In the end, whether or not Rowling can be extricated from Harry Potter can feel like a largely academic argument, which is perhaps ill-suited for such a topic. After all, “Death of the Author” was ultimately written by a white, French critic far too immersed in abstract literary theories and Western popular culture. And divorcing Rowling’s bigotry from the wizarding world is hugely tempting, especially since it can be extremely painful to reject something this foundational to our own memories as a fan. Like its boy hero, Harry Potter has helped many people live through their own tumultuous childhoods.
But it still can’t be overstated how the Potter universe is fundamentally a reflection of Rowling’s values, even if Hogwarts Legacy is taking place in a pre-Harry Potter era. Take the series’ unsavory depiction of goblins, which is remarkably similar to antisemitic caricatures, for example; the goblins also play a large, complicated role in Legacy. There’s also her oddly implicit endorsement of elf slavery (the movies have, deliberately or not, eliminated any mention of their eternal servitude and Rowling’s mockery of Hermione’s anti-slavery activism). And there’s Nymphadora Tonks, an androgynous, short-haired witch, who rejected her given name as “Dora” and was disappointingly revealed to be canonically straight at the end of the final novel—a character many non-binary and transgender fans look up to as Rowling’s only seemingly queer heroine.

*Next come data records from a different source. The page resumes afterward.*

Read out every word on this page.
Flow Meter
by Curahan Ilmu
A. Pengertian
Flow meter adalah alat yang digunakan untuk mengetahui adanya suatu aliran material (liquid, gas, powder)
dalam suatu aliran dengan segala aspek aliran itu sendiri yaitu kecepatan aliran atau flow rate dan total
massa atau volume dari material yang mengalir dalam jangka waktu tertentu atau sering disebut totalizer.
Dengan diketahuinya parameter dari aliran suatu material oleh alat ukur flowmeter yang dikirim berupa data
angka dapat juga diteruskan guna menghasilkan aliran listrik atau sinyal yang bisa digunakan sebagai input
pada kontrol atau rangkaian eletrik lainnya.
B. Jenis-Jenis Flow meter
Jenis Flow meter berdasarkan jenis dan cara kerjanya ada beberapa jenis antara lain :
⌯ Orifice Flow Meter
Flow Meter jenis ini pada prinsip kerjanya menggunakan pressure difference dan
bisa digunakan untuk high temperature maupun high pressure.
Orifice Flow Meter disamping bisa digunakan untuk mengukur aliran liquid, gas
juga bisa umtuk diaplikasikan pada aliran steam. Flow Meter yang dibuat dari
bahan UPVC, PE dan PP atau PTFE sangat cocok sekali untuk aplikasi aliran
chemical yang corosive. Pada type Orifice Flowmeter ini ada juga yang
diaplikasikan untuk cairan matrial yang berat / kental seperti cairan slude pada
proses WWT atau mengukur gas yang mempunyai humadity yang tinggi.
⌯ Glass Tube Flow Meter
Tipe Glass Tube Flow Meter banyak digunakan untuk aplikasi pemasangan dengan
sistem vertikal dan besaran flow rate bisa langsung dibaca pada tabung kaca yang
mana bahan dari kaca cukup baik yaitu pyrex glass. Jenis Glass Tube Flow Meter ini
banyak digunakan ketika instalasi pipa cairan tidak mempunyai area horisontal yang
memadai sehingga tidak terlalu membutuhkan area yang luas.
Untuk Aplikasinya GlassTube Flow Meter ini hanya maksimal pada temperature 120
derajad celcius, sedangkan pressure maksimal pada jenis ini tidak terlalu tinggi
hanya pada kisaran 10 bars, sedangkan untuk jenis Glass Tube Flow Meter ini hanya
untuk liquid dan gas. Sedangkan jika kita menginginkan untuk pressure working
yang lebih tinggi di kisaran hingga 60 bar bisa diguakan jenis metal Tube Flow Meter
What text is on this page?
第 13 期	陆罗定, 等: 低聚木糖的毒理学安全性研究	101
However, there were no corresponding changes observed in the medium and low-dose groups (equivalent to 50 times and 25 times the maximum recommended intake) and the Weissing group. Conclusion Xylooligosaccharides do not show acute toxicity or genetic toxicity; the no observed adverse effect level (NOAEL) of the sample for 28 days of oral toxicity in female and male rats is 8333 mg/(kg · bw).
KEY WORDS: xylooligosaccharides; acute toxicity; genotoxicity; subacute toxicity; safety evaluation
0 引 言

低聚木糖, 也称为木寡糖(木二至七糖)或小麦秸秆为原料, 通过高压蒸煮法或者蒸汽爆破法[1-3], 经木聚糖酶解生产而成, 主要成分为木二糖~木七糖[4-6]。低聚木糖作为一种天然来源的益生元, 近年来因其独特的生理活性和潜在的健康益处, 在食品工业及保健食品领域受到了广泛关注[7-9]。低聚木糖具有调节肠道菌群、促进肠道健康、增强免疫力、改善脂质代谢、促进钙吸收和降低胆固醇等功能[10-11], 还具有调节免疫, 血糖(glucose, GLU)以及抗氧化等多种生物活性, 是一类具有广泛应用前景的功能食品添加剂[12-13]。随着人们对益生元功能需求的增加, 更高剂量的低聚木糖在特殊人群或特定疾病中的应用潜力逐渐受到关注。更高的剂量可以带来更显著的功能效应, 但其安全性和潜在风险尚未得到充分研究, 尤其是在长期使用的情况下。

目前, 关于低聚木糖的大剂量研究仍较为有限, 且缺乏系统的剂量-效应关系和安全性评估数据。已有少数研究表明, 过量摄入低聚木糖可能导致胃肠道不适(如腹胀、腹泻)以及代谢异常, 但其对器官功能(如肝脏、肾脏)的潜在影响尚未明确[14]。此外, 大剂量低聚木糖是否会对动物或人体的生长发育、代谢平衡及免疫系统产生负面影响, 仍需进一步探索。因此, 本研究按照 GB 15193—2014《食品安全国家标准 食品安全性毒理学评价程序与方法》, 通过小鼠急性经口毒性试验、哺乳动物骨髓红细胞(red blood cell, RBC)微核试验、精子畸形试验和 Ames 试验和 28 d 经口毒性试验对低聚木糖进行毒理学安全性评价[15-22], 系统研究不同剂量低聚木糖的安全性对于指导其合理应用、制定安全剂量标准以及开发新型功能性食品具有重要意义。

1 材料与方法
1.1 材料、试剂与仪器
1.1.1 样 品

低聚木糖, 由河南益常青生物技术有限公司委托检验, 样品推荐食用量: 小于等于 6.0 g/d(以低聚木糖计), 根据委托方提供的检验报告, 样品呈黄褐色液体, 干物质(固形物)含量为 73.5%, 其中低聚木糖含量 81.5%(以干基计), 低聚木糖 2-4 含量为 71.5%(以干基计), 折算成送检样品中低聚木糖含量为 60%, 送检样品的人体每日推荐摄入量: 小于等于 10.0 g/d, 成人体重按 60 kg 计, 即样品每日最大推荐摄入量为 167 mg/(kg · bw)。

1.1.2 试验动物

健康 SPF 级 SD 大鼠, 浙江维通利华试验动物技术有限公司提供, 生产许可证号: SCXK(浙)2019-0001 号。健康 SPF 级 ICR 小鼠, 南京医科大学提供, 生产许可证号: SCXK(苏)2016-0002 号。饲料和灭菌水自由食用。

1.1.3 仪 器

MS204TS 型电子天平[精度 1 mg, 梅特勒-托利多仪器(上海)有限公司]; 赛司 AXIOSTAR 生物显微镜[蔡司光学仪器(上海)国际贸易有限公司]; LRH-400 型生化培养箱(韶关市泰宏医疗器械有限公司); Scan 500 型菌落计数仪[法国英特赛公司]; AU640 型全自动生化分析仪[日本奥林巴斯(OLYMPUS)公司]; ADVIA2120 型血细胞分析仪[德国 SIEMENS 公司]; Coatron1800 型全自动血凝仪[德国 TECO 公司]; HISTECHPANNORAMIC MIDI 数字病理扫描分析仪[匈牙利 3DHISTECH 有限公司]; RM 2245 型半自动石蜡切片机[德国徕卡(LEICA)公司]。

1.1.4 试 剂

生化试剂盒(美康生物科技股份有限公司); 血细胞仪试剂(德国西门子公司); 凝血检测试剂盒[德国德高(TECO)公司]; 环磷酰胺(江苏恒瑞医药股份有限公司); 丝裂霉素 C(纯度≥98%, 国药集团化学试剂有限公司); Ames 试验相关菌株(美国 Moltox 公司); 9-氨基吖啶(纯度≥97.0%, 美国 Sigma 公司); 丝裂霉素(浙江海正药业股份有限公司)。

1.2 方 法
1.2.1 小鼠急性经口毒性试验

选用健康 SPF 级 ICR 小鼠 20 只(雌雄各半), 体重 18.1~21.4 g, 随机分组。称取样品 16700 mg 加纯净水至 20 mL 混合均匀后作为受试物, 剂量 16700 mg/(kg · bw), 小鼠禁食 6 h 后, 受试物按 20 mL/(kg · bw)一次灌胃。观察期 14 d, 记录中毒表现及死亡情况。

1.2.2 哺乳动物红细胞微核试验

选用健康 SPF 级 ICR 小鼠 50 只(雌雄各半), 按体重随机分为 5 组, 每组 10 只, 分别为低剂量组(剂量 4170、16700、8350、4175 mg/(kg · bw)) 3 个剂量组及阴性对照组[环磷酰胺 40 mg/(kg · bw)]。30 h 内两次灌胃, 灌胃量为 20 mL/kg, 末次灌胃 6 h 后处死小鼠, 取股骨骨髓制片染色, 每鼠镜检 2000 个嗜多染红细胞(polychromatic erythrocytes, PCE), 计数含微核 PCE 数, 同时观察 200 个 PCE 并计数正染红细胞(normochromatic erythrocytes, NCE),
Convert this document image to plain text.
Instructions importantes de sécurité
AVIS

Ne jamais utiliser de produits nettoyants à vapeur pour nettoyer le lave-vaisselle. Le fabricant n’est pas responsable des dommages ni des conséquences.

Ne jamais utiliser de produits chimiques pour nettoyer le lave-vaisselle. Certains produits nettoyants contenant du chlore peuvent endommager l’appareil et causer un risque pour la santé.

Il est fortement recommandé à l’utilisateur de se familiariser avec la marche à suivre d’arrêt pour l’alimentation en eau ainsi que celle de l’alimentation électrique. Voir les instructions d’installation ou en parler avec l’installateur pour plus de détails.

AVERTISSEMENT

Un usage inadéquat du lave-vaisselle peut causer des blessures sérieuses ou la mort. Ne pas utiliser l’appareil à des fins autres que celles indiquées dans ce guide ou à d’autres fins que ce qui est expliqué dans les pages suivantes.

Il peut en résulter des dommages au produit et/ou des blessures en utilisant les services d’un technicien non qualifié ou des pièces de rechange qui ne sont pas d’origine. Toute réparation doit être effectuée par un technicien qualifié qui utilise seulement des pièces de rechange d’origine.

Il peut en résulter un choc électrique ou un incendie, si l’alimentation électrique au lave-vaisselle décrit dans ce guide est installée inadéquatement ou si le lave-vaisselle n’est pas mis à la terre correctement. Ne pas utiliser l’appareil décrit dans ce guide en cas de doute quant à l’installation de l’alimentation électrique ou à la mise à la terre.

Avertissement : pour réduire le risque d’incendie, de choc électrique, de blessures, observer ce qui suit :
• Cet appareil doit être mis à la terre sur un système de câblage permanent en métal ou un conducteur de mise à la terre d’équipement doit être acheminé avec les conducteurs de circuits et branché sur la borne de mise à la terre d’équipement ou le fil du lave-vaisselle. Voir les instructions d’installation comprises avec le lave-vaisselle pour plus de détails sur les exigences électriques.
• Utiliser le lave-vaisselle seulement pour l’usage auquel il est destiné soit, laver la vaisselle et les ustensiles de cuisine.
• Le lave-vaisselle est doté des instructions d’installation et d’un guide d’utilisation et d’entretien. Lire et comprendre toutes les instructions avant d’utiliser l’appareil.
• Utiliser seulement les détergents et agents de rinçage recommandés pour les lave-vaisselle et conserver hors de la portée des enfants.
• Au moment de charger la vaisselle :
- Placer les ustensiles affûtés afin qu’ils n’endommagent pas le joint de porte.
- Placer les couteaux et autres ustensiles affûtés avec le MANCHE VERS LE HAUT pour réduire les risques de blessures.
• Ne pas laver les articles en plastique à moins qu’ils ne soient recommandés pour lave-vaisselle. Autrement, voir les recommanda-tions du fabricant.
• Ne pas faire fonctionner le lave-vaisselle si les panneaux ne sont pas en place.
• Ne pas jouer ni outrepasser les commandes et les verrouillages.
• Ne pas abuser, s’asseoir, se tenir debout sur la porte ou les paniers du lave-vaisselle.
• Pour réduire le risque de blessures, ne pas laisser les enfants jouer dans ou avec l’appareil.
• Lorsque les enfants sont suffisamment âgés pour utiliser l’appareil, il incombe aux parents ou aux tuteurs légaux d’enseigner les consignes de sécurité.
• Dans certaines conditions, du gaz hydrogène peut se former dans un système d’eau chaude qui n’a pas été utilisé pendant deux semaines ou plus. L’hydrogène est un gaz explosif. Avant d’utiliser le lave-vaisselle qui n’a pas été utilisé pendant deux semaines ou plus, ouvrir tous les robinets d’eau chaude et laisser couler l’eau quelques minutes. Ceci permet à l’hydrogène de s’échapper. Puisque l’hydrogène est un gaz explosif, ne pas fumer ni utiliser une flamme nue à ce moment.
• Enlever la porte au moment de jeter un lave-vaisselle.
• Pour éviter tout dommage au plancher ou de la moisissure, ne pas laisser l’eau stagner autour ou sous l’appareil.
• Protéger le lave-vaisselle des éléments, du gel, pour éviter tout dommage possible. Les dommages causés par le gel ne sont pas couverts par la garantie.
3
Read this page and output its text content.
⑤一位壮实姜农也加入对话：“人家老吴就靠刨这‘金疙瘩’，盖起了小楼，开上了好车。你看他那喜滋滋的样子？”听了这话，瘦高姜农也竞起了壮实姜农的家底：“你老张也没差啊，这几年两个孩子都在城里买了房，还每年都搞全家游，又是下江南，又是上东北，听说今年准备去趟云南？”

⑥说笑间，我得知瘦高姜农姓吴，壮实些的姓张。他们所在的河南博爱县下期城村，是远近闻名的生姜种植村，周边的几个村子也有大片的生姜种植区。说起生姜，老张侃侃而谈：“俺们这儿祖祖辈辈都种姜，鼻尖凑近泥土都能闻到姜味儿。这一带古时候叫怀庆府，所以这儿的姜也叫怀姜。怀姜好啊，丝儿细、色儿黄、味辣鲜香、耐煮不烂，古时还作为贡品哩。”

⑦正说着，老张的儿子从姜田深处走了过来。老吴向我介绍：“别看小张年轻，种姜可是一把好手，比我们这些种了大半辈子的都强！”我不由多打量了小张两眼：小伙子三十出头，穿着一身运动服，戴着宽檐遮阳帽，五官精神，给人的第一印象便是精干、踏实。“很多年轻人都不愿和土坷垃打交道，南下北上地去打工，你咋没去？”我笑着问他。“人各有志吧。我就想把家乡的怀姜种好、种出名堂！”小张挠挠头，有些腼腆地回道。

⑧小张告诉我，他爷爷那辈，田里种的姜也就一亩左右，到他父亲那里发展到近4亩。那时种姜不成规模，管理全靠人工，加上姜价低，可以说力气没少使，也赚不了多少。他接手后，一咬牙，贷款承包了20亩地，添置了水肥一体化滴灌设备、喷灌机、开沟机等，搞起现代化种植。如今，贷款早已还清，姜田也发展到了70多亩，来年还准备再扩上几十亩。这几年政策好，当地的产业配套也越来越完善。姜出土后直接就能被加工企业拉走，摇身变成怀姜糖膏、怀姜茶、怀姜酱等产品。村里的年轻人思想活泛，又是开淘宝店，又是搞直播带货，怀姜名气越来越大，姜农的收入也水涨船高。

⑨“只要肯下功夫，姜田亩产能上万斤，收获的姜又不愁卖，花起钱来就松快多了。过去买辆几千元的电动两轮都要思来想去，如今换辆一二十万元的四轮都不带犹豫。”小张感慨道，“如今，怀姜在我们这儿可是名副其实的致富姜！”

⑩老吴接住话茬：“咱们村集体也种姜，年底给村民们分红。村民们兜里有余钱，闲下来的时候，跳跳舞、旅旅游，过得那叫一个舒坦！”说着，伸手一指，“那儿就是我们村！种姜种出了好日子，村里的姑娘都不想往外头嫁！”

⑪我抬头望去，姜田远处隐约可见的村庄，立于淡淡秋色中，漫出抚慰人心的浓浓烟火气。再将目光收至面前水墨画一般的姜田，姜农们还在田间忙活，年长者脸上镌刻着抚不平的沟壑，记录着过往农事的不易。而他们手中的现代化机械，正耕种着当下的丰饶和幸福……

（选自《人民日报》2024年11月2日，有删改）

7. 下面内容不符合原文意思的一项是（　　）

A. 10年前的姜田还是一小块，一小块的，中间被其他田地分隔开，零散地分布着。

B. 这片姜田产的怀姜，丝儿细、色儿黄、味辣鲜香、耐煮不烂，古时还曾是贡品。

Most of all, there’s the main series’ neoliberal slant, in which the greatest evils known to wizards are vanquished without the need to enact any sort of lasting, systemic change within its universe, as encapsulated in this popular meme. While these specifics are probably not going to be explicitly addressed in the game, it’s testament to how the wizarding world—and Hogwarts Legacy—is rooted in Rowling’s beliefs and ideas. It’s, after all, something that even the developers of Hogwarts Legacy have freely admitted themselves when they called Rowling a crucial part of the franchise’s “foundation.”
Perhaps this can be encapsulated by my own disbelief on Hogwarts Legacy’s inclusion of transgender characters. Hogwarts Legacy offers players the option to create their own transgender avatars, according to reports and players with early copies. At the same time, players will also get to meet a transgender character, Sirona Ryan, when they enter Hogsmeade Village; she’ll introduce herself as someone who wants to be seen as “a witch, not a wizard” by her own classmates. Yet it’s difficult to see her inclusion as anything else other than a salve against Rowling’s venomous transphobia, or to placate LGBTQ+ fans of Harry Potter still on the fence about consuming more Potter media.
What’s more, neither Avalanche Software nor its publisher, Warner Bros. Games, has a history of championing diversity or marginalized voices; in fact, a member of the Avalanche team ended up resigning before the game’s release, after a journalist dug up his inflammatory views and support of minority-targeting harassment campaigns. And there’s much more financial incentive for Warner Bros Games’ Portkey Games to keep publishing new Potter games, as long as there’s enough demand for them.
For this Harry Potter fan, at least, the choice is easy. There can be no “Death of the Author” applied here—as Rowling embarks on yet another transphobic tirade online, I can’t, in good faith, consider the joys of zipping around on a magical broomstick in Hogwarts Legacy.